Could i make two molds and then sandwich them together with a 1/2 inch gap all the way around by drilling holes and then using bolts, washers (to create the void), and wing nuts, to create a "void mold" where i could just pour the bondo-hair into the void and then let it sit to cure or does bondo hair stick fairly well?


----------



## ben1988 (May 2, 2009)

OK so i got the wrong stuff yesterday...I bought plaster repair not plaster paris. The store was already closed so i gave it a try.....DO NOT USE PLASTER REPAIR COMPOUND!!! it creates large cracks when poured in large amounts. I am going to buy some plaster of paris today and try to make the molds again.

I am still unsure if bondo hair will cure when in a sandwich mold.....also i am going to add sand to the bondo-hair to try and make it look more brown and rocky looking. I am going to try and get some gray, red, brown and white sand to blur the colors a little and also i have heard that adding sand one makes the resin go farther with less, and it helps to disapate the heat generated by the chemical reaction (also i think that it being in a sandwich mold the heat will be worse and create large fractures).


----------



## bell (Dec 12, 2005)

The resin will fully cure no matter what as it's a chemical reaction and does not need oxygen to cure.
you won't get any cracks, it is important to not get any bubbles though so work it in thoroughly.......


----------



## ben1988 (May 2, 2009)

Well i got a 25lb bag of plaster paris today (free  ) and i also went to local landscape place and worked out a deal to "rent" about 30 rocks to lay out for the background. cost me 25 bucks up front and when i bring em back i get 12.50 back. i decided that i am going to try and sandwich the resin with two molds... small scale testing continues tomorrow :?


----------



## ben1988 (May 2, 2009)

ok guys i got a good start on the plaster mold process today. I built a wood box with no bottom and then placed about an inch to and inch and a half in the bottom. Then i started laying rock into the box to get the look i wanted. I forgot to get pictures of the box process but here is the center focus rock already in the box....
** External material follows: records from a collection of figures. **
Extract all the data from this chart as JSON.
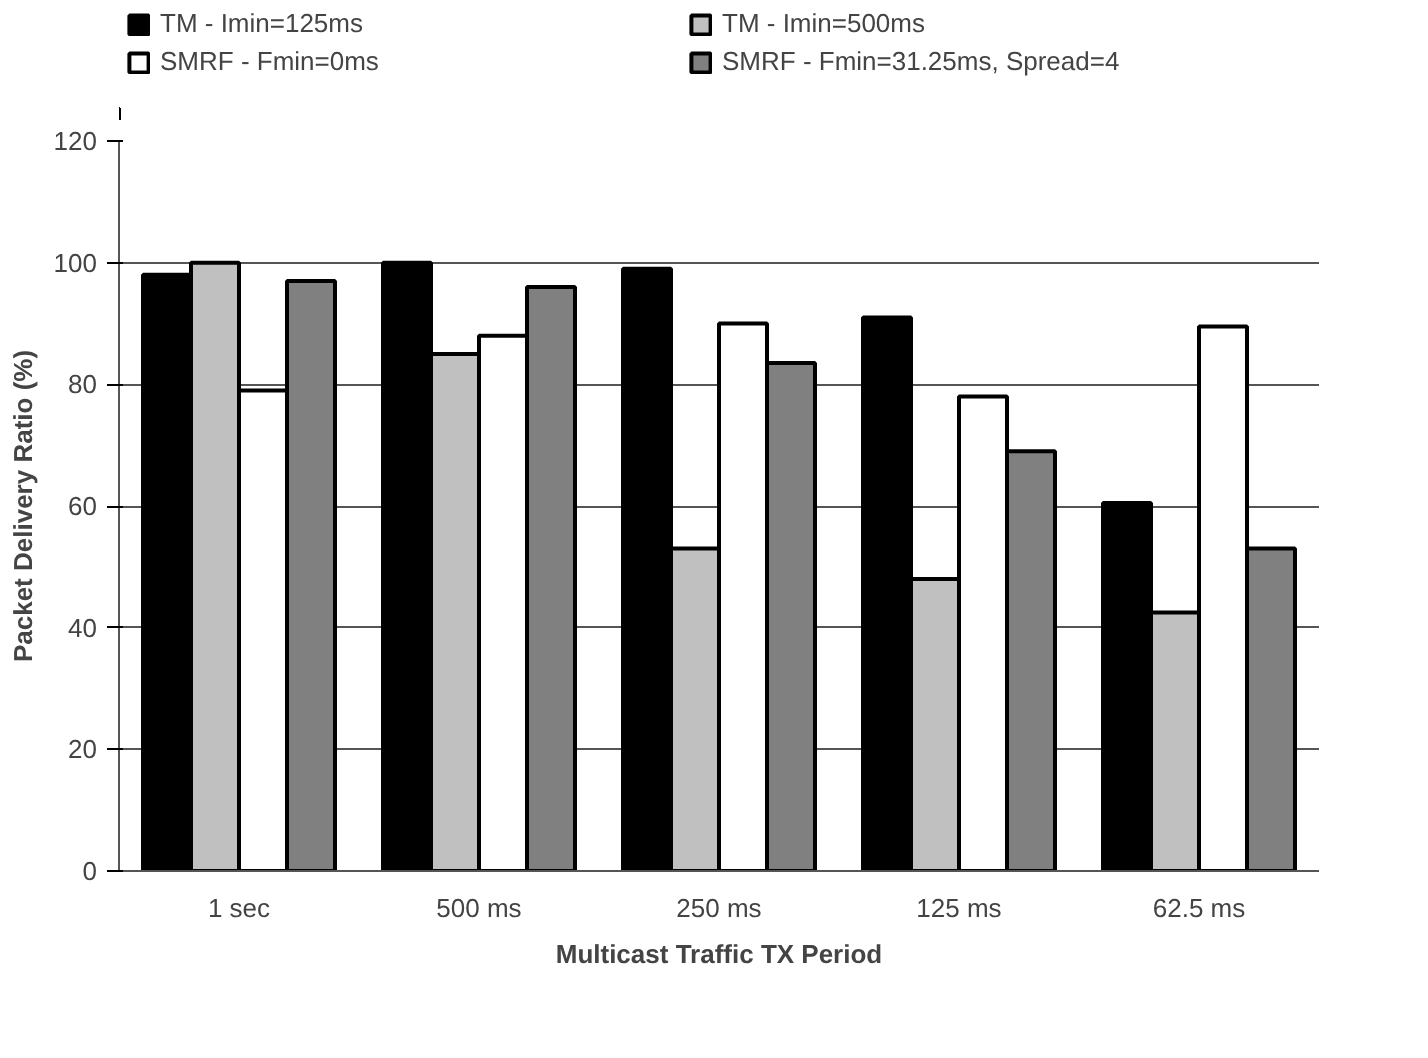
{
  "chart_data": {
    "type": "bar",
    "xlabel": "Multicast Traffic TX Period",
    "ylabel": "Packet Delivery Ratio (%)",
    "categories": [
      "1 sec",
      "500 ms",
      "250 ms",
      "125 ms",
      "62.5 ms"
    ],
    "series": [
      {
        "name": "TM - Imin=125ms",
        "color": "#000000",
        "values": [
          98,
          100,
          99,
          91,
          60.5
        ]
      },
      {
        "name": "TM - Imin=500ms",
        "color": "#c0c0c0",
        "values": [
          100,
          85,
          53,
          48,
          42.5
        ]
      },
      {
        "name": "SMRF - Fmin=0ms",
        "color": "#ffffff",
        "values": [
          79,
          88,
          90,
          78,
          89.5
        ]
      },
      {
        "name": "SMRF - Fmin=31.25ms, Spread=4",
        "color": "#808080",
        "values": [
          97,
          96,
          83.5,
          69,
          53
        ]
      }
    ],
    "ylim": [
      0,
      120
    ],
    "yticks": [
      0,
      20,
      40,
      60,
      80,
      100,
      120
    ],
    "grid": "y",
    "legend": "top"
  }
}
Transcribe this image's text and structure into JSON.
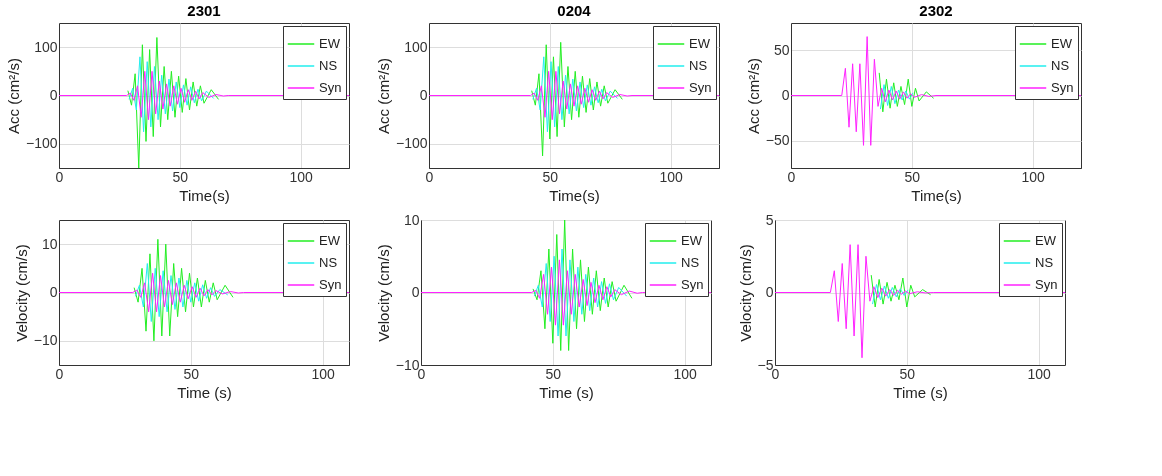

with a few more rocks in...









and then i proceeded to finish it all up and here is what i have made my mind up with and changed several times lol.....
top (what will be front view)









left side









middle









right side









the largest rock is about 5 to 5.5 inches (after being sunk in the sand) deep.


----------



## ben1988 (May 2, 2009)

and we have monetary failure :x the cost is going to be too great..... was given one 25lb bag of plaster thinking that would be enough i mixed and poured it onto the mold.....not a chance drove like nuts to the store bought three more 25lb bags to try and salvage the mess...still not enough plaster to cover the rock still had near two inches left to fill in on top. next idea.....

think spray foam will release the stone with wax added?


----------



## bell (Dec 12, 2005)

you know i've been thinking of different ways to come up with a mold......and think i have something.....

paper mache, i've done a lot of this in my past (think grade school LOL) and i believe you could make a heavy paper mache coat (lots of wax on the rocks) then back it in bondo hair, remove from the rocks, then coat the front with resin and that would work, the biggest thing is to have a rigid mold which can be waxed, and nothing is cheaper than old newspaper and flour.......

i would also move your rocks closer together or dig some trenches where the sand is flat, too flat can make it look not real....

i'm going to think more about this, but have been inspired as i need to make the background for my 180........


----------



## ben1988 (May 2, 2009)

hmmmmmmm....


----------